They could have used a more compact representation like this - something that would be straightforward to parse and compatible with LES, but lacking syntactic sugar that could be added after MVP (minimum viable product):

.memory 1
.func doubleExp(`0`: f64): f64 {
    `0`
    .call $exp
    2.0f64
    f64.mul
}

LESv3 would have some nice properties even for the MVP, like that fact that it defines clearly how to write identifiers that contain arbitrary UTF-8 characters, arbitrary bytes or both. Understandably, though, they had a lot of other things to worry about and didn’t want to get into the fine bikeshedding details. Hopefully they will pick up the text format issue again after MVP, but it wouldn’t surprise me if they end up using s-expressions forever.

In the meantime I have been reviewing LESv3 - on and off - and made several decisions. The core of LES remains unchanged: it consists of C-like expressions with function calls, infix operators, prefix operators, suffix (++ --) operators, and indexing (e.g. i32[x] = y). It will also have JavaScript-like [lists], {braced blocks}, and tuples. There will be an infinite number of operators, and an operator’s precedence is chosen automatically by a set of rules.

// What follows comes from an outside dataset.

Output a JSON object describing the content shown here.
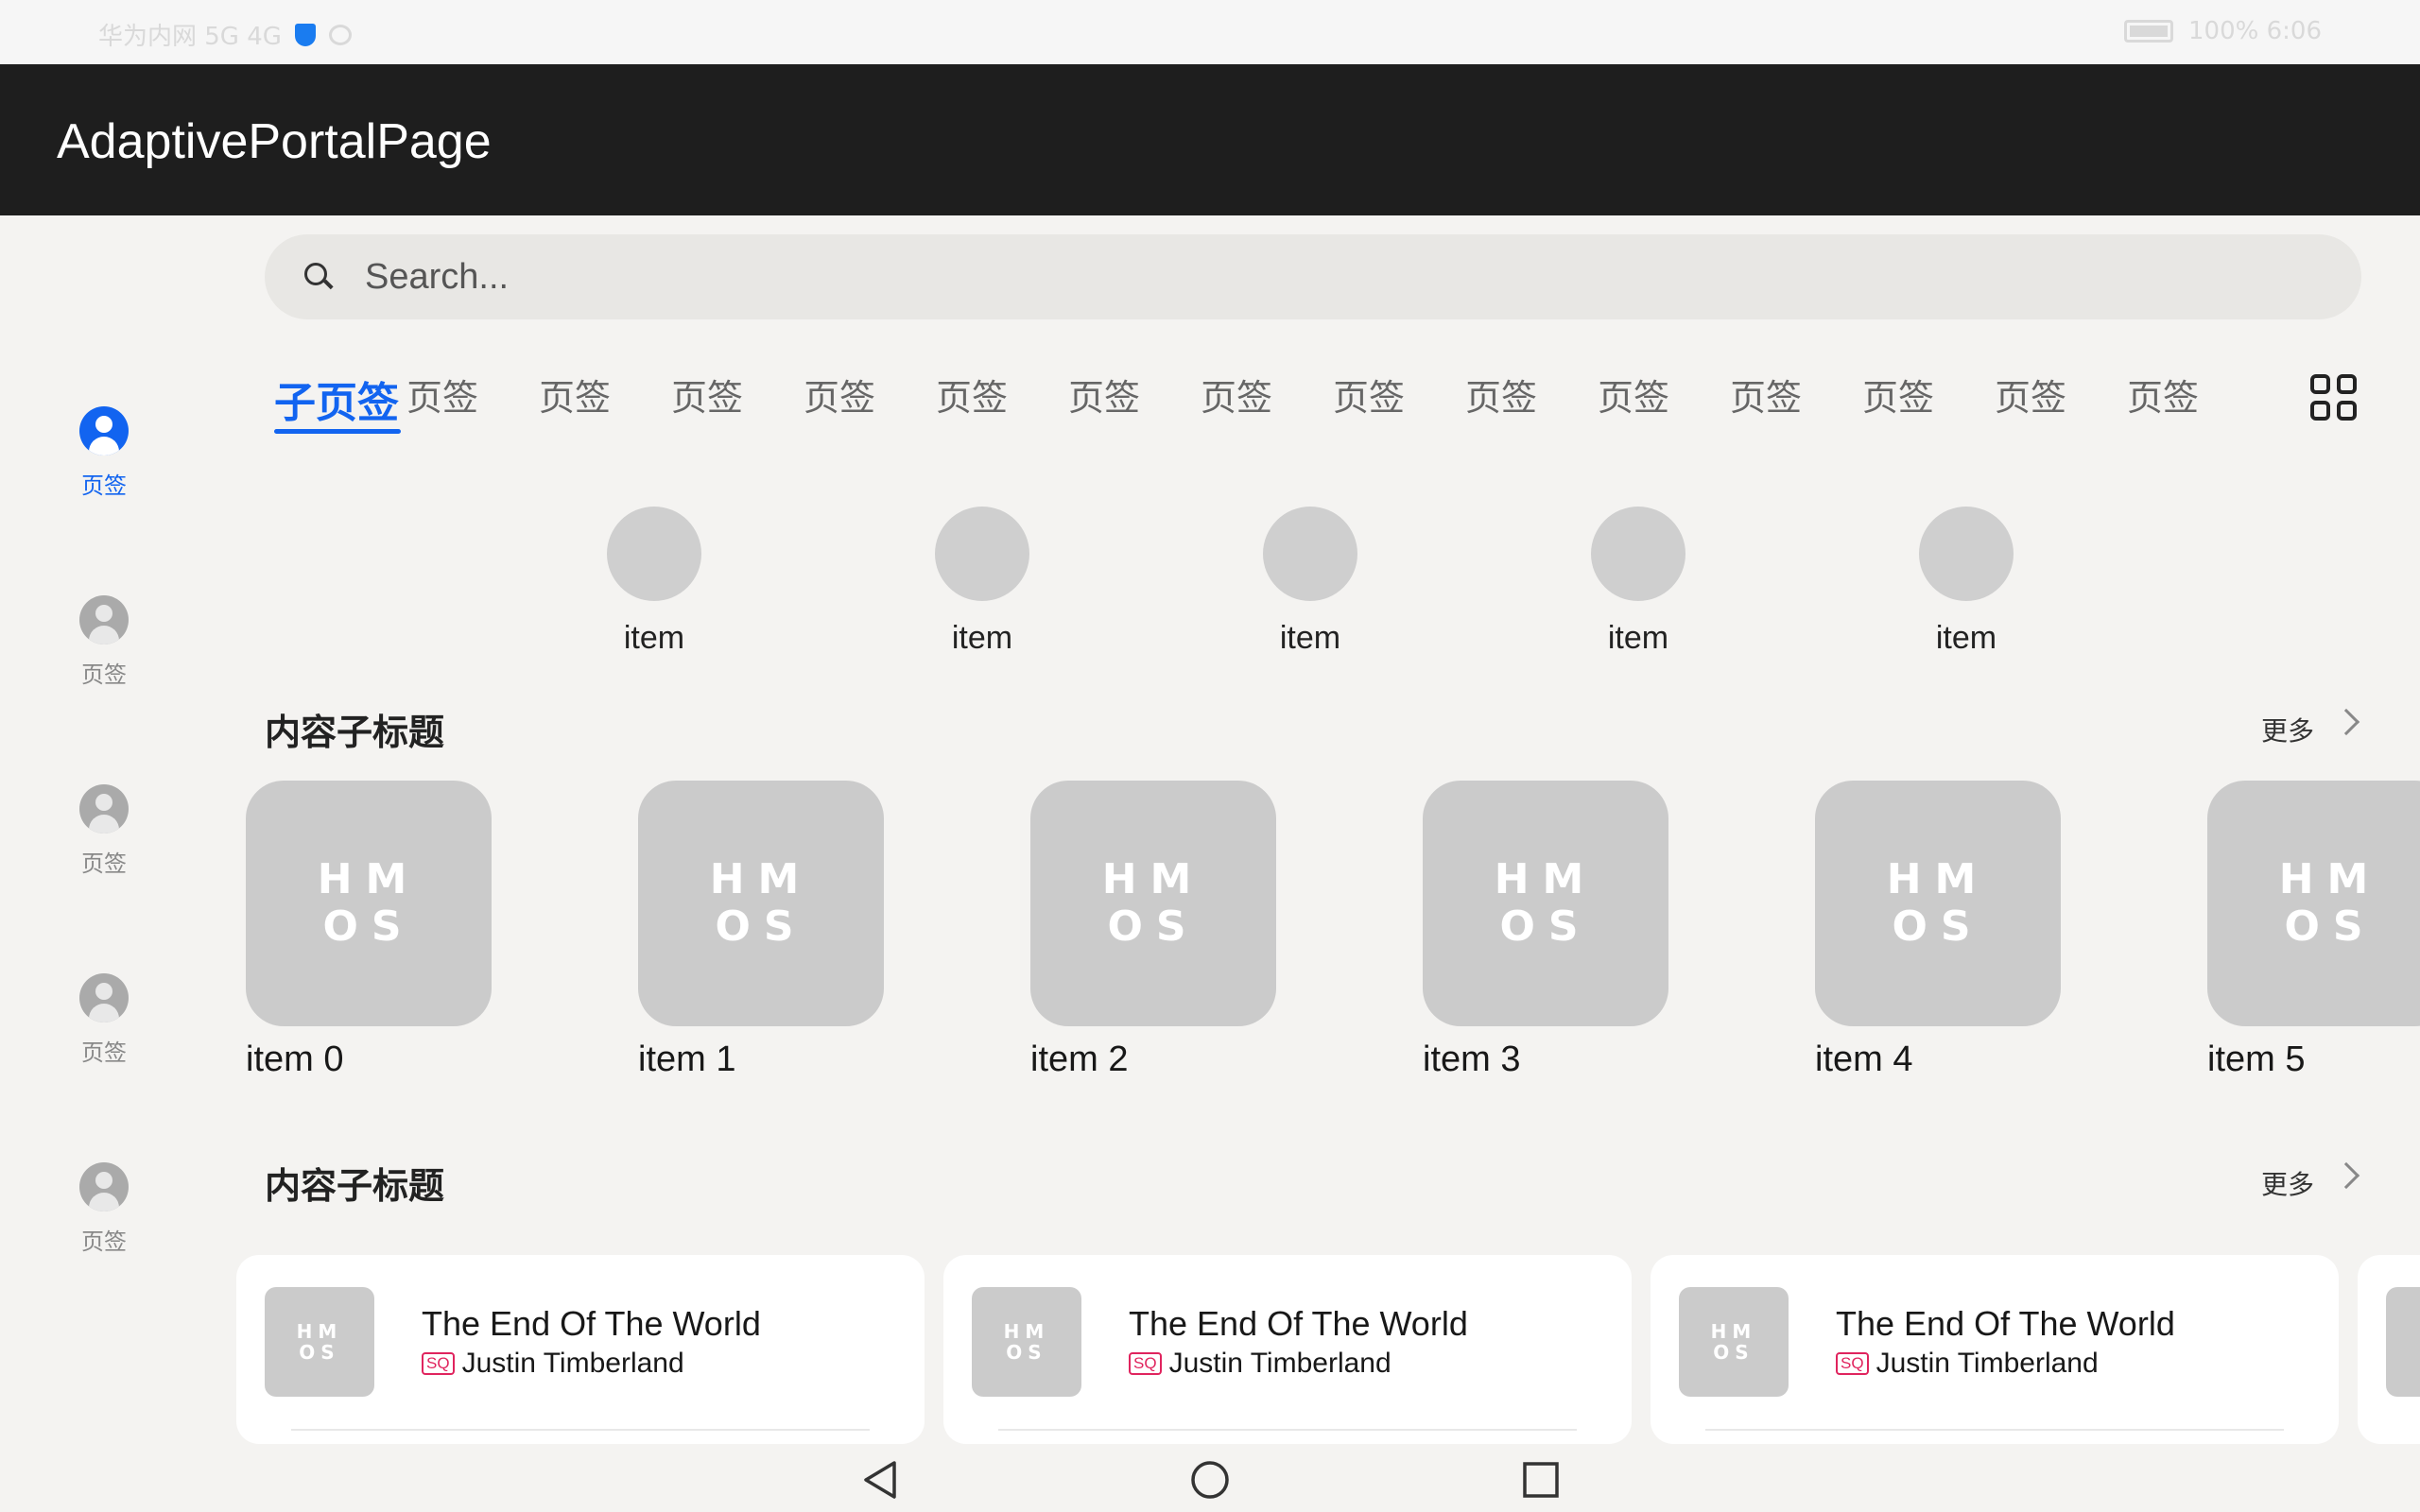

On top of that core, LESv3 will have:

After writing the last post, I made the following decisions:

Unlike LESv2, LESv3 will not be able to parse JSON directly because newlines are significant in LESv3.

Colon operator

A colon can appear at the end of any expression to, in effect, create a label. Note that the colon character is first and foremost a normal operator character so, for example, in x++:, ++: is treated as a unit, which in this case will act as a binary operator. If there is nothing after it, x++: is a syntax error.

Colon is like a suffix operator with a precedence lower than everything else, but it behaves more like a terminator, as only a single colon is allowed (e.g. x: : is not a valid expression).

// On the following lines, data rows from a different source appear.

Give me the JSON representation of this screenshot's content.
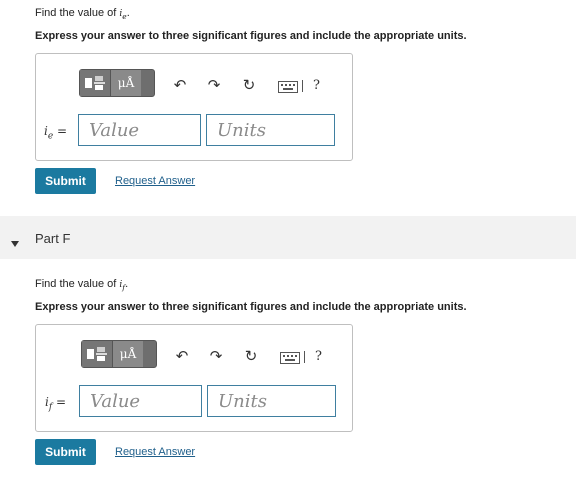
{
  "part_e": {
    "prompt_text": "Find the value of",
    "var_symbol": "i",
    "var_sub": "e",
    "instructions": "Express your answer to three significant figures and include the appropriate units.",
    "units_button": "μÅ",
    "help": "?",
    "label_eq": "=",
    "value_placeholder": "Value",
    "units_placeholder": "Units",
    "submit": "Submit",
    "request_answer": "Request Answer"
  },
  "part_f": {
    "title": "Part F",
    "prompt_text": "Find the value of",
    "var_symbol": "i",
    "var_sub": "f",
    "instructions": "Express your answer to three significant figures and include the appropriate units.",
    "units_button": "μÅ",
    "help": "?",
    "label_eq": "=",
    "value_placeholder": "Value",
    "units_placeholder": "Units",
    "submit": "Submit",
    "request_answer": "Request Answer"
  }
}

Normally, a newline is allowed after a binary operator as in

x = Foo(y) +
    Foo(z)

An exception is made for the binary colon operator so that

x = Foo(y) :
    Foo(z)

counts as two separate statements.

Keyword expressions

LES has no keywords for creating functions, classes or other things. Instead of keywords, LESv2 used two different kinds of left parenthesis (one with a space in front, the other without), which help distinguish “superexpressions” (such as a function declaration) from normal expressions. This was a pretty cool idea since it allowed code that resembled Javascript or Rust:

// LESv2 code
if x > 0 { Foo(); } else { Bar(); };

Unfortunately, while using LESv2 I noticed a couple of usability problems. The first and biggest problem was the need to write a semicolon after the closing brace. As a longtime C/C++/C# programmer, I forgot that semicolon on a regular basis (the effect of a forgotton semicolon was usually a syntax error, though occasionally it caused the statement to “merge” with the following statement, usually causing a semantic-level error like “if doesn’t expect so many arguments!”.) This problem disappears automatically when we treat newline as a terminator.

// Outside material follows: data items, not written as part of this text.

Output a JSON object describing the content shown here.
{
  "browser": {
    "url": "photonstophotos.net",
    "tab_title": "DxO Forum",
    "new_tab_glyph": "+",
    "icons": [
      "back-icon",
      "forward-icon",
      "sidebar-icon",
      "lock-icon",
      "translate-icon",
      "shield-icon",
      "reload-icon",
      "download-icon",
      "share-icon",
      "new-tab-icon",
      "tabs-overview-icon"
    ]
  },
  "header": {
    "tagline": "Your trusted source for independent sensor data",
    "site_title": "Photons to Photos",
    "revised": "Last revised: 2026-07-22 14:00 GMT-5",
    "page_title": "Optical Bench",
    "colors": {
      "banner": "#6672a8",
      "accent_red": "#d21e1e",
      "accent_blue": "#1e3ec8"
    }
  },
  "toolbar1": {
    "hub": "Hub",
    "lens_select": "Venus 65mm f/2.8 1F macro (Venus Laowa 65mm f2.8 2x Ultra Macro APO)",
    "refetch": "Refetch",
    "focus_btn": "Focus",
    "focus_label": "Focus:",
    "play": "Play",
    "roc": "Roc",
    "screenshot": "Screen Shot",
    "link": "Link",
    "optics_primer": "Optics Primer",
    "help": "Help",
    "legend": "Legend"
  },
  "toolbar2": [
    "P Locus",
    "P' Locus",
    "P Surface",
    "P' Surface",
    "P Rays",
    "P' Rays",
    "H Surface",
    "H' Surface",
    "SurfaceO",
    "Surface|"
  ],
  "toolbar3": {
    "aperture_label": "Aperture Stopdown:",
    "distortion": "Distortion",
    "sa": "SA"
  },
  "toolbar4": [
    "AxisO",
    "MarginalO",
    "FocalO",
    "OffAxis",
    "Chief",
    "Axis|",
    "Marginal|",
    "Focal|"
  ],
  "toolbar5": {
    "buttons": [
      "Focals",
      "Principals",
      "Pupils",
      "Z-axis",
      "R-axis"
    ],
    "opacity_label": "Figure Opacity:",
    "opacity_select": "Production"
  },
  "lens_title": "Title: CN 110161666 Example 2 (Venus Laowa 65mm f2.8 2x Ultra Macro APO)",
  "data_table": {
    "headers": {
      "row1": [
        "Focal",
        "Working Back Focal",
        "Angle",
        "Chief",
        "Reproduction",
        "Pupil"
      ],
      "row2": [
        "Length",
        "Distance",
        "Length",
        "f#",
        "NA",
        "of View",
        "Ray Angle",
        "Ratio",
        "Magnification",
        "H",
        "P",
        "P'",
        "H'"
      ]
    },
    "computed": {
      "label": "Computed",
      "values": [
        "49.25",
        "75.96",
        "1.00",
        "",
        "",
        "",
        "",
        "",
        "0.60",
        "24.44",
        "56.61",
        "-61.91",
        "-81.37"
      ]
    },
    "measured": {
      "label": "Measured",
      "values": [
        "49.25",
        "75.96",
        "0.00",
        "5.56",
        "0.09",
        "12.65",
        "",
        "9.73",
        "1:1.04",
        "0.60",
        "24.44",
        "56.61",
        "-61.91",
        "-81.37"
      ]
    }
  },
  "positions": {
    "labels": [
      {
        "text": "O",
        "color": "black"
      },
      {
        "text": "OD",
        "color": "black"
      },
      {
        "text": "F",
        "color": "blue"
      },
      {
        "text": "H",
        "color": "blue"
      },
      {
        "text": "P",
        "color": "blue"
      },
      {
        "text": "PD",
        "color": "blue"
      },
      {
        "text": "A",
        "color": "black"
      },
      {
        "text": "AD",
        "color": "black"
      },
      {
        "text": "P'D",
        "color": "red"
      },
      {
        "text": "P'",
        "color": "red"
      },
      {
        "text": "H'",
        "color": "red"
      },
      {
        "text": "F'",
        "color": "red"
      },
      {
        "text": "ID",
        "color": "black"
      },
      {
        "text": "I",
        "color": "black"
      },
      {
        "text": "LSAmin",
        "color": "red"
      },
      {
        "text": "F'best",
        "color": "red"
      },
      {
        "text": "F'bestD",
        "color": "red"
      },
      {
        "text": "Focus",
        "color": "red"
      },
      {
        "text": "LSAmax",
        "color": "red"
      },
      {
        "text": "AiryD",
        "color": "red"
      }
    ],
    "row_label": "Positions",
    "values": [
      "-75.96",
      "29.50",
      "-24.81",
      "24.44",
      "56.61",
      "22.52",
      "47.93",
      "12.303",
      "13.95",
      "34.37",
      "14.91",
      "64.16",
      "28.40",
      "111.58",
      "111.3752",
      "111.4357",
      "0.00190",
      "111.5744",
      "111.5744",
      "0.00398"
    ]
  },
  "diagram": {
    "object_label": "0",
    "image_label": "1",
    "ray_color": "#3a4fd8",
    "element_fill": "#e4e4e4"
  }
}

A second problem was that you couldn’t write if !flag or while !done:

if !flag { ... } // syntax error at '{': expected ';'

Since ! is also the generics operator, if !flag means @if<flag> in C# notation and the braces are unexpected. So you’d have to write if (!flag) instead.

A minor third problem was that if-else chains required parentheses after the first else if, even though parentheses are not required after the first if:

if condition {
  Foo();
} else if (x > 0) { // parentheses required
  Bar();
};

This requirement for parentheses helped increase the chance of a syntax error when the user forgot a semicolon after a closing brace.

In LESv3, “keywords” are explicitly marked with a dot. For example, .when is a keyword in this example:

.when condition {
  Foo()
} else .when x > 0 {
  Bar()
}

Of course, as with all LESv3 statements, semicolons are no longer required to mark the end. Parentheses after .when are never needed, either.

Keyword expressions have up to four parts, in this order:

  1. The dot-keyword (.when)
  2. An expression (condition)
  3. A braced block ({ Foo() })
  4. A sequence of “continuators” (else ...), which is a special word like else followed by an expression, a braced block or both.

Parts 2, 3, and 4 are optional, so the core grammar is

KeywordExpression :
  keyword
  // 'greedy' reflects the fact that the grammar is otherwise ambiguous
  greedy( Expr[StartStmt] )?
  greedy( "\n"? BracedBlock )?
  greedy( Continuator )*;

Examples:

Newlines are allowed before braces and continuators:

.when condition
{
  Foo()
}
else .when x > 0
{
  Bar()
}

This is a popular style of code so I thought it was important to allow it, but since braced blocks are valid expressions by themselves, and newlines are normally a statement terminator in LESv3, there is an ambiguity here: is the braced block { Foo() } meant to be associated with .when foo or is it an independent block of code? LESv3 assumes that any braced block after a keyword-expression is meant to be part of the keyword-expression, provided there is no more than one newline before the opening brace. For example, if you write

.if foo
// this line acts like a terminator
{
  Foo()
}

It will be parsed as two statements; instead you should write

.if foo
{ // this line does not act like a terminator
  Foo()
}

Now, if you write

.if hungry
{
  eat
}
watch_tv
{
  etc
}

The line watch_tv is considered independent from the .when expression, so this is in fact three separate “statements”: first .if hungry { eat }, second watch_tv, third { etc }. In order to add additional clauses like an else clause, LESv3 introduces a concept of “continuator keywords”: special words like else that allow a keyword expresson to continue.

Should continuator keywords be bona fide keywords, or (in accordance with LES tradition) contextual keywords: identifiers that become keyword if they appear in certain locations? I am undecided.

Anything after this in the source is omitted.